A complete examination of the fabric of tensions between Christians and Jews cannot exclude the attacks by Poles against Jews after the Holocaust, which is the time period examined in this book. Mentioned only once, in brevity, was the Kielce pogrom, which occurred after the Holocaust. Similarly, hundreds of Jews, including women and children, were brutally murdered by Christian Poles after the Holocaust in Jedwabne. But this is a work of fiction, in which case the author has the freedom to use whatever examples of anti-Semitism make sense to him.

While these are fictionalized accounts of the tensions between Jews and Christians in Poland, this book clearly and accurately represents the nascent friction presented by anti-Semitism in contemporary Polish culture. The author offers vignettes that accurately describe the angst of living in a society open singularly to Christians but remains largely closed to Jews.

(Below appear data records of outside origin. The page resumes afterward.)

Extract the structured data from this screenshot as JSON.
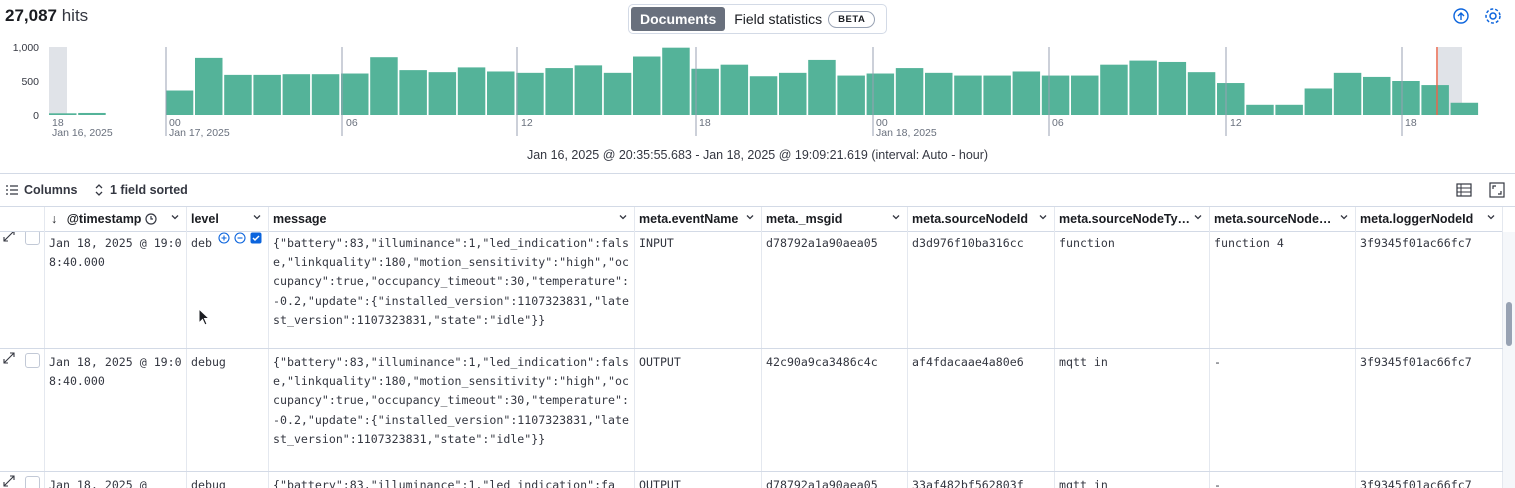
{
  "header": {
    "hits_count": "27,087",
    "hits_label": " hits",
    "tabs": [
      {
        "label": "Documents",
        "active": true
      },
      {
        "label": "Field statistics",
        "badge": "BETA",
        "active": false
      }
    ],
    "icons": [
      "ai-assistant-icon",
      "gear-icon"
    ]
  },
  "histogram": {
    "y_ticks": [
      "1,000",
      "500",
      "0"
    ],
    "x_ticks": [
      "18",
      "Jan 16, 2025",
      "00",
      "Jan 17, 2025",
      "06",
      "12",
      "18",
      "00",
      "Jan 18, 2025",
      "06",
      "12",
      "18"
    ],
    "bar_color": "#54b399",
    "now_marker_color": "#e7664c",
    "time_range": "Jan 16, 2025 @ 20:35:55.683 - Jan 18, 2025 @ 19:09:21.619 (interval: Auto - hour)"
  },
  "chart_data": {
    "type": "bar",
    "xlabel": "",
    "ylabel": "",
    "ylim": [
      0,
      1000
    ],
    "values": [
      25,
      30,
      0,
      0,
      360,
      840,
      590,
      590,
      600,
      600,
      610,
      850,
      660,
      630,
      700,
      640,
      620,
      690,
      730,
      620,
      860,
      990,
      680,
      740,
      570,
      620,
      810,
      580,
      610,
      690,
      620,
      580,
      580,
      640,
      580,
      580,
      740,
      800,
      780,
      630,
      470,
      150,
      150,
      390,
      620,
      560,
      500,
      440,
      180
    ]
  },
  "toolbar": {
    "columns_label": "Columns",
    "sort_label": "1 field sorted"
  },
  "table": {
    "columns": [
      "@timestamp",
      "level",
      "message",
      "meta.eventName",
      "meta._msgid",
      "meta.sourceNodeId",
      "meta.sourceNodeTy…",
      "meta.sourceNode…",
      "meta.loggerNodeId"
    ],
    "rows": [
      {
        "timestamp": "Jan 18, 2025 @ 19:08:40.000",
        "level": "deb",
        "message": "{\"battery\":83,\"illuminance\":1,\"led_indication\":false,\"linkquality\":180,\"motion_sensitivity\":\"high\",\"occupancy\":true,\"occupancy_timeout\":30,\"temperature\":-0.2,\"update\":{\"installed_version\":1107323831,\"latest_version\":1107323831,\"state\":\"idle\"}}",
        "eventName": "INPUT",
        "msgid": "d78792a1a90aea05",
        "sourceNodeId": "d3d976f10ba316cc",
        "sourceNodeType": "function",
        "sourceNode": "function 4",
        "loggerNodeId": "3f9345f01ac66fc7"
      },
      {
        "timestamp": "Jan 18, 2025 @ 19:08:40.000",
        "level": "debug",
        "message": "{\"battery\":83,\"illuminance\":1,\"led_indication\":false,\"linkquality\":180,\"motion_sensitivity\":\"high\",\"occupancy\":true,\"occupancy_timeout\":30,\"temperature\":-0.2,\"update\":{\"installed_version\":1107323831,\"latest_version\":1107323831,\"state\":\"idle\"}}",
        "eventName": "OUTPUT",
        "msgid": "42c90a9ca3486c4c",
        "sourceNodeId": "af4fdacaae4a80e6",
        "sourceNodeType": "mqtt in",
        "sourceNode": "-",
        "loggerNodeId": "3f9345f01ac66fc7"
      },
      {
        "timestamp": "Jan 18, 2025 @",
        "level": "debug",
        "message": "{\"battery\":83,\"illuminance\":1,\"led_indication\":fa",
        "eventName": "OUTPUT",
        "msgid": "d78792a1a90aea05",
        "sourceNodeId": "33af482bf562803f",
        "sourceNodeType": "mqtt in",
        "sourceNode": "-",
        "loggerNodeId": "3f9345f01ac66fc7"
      }
    ]
  }
}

Author Grynberg writes with a careful, almost stoic format, which lends credence to the concept of patients pouring out the sadness of long-broken souls to a psychologist. His style is both erudite and cautious, as one might expect from a therapist. Like cracking an egg open, Grynberg peels away the outer, protective layers of ego, leaving bare the pathos of bigotry and the relentless striving toward understanding. In most cases, the result is exactly the same as it has been for countless generations: some seeking acceptance, others perpetrating generations of racism.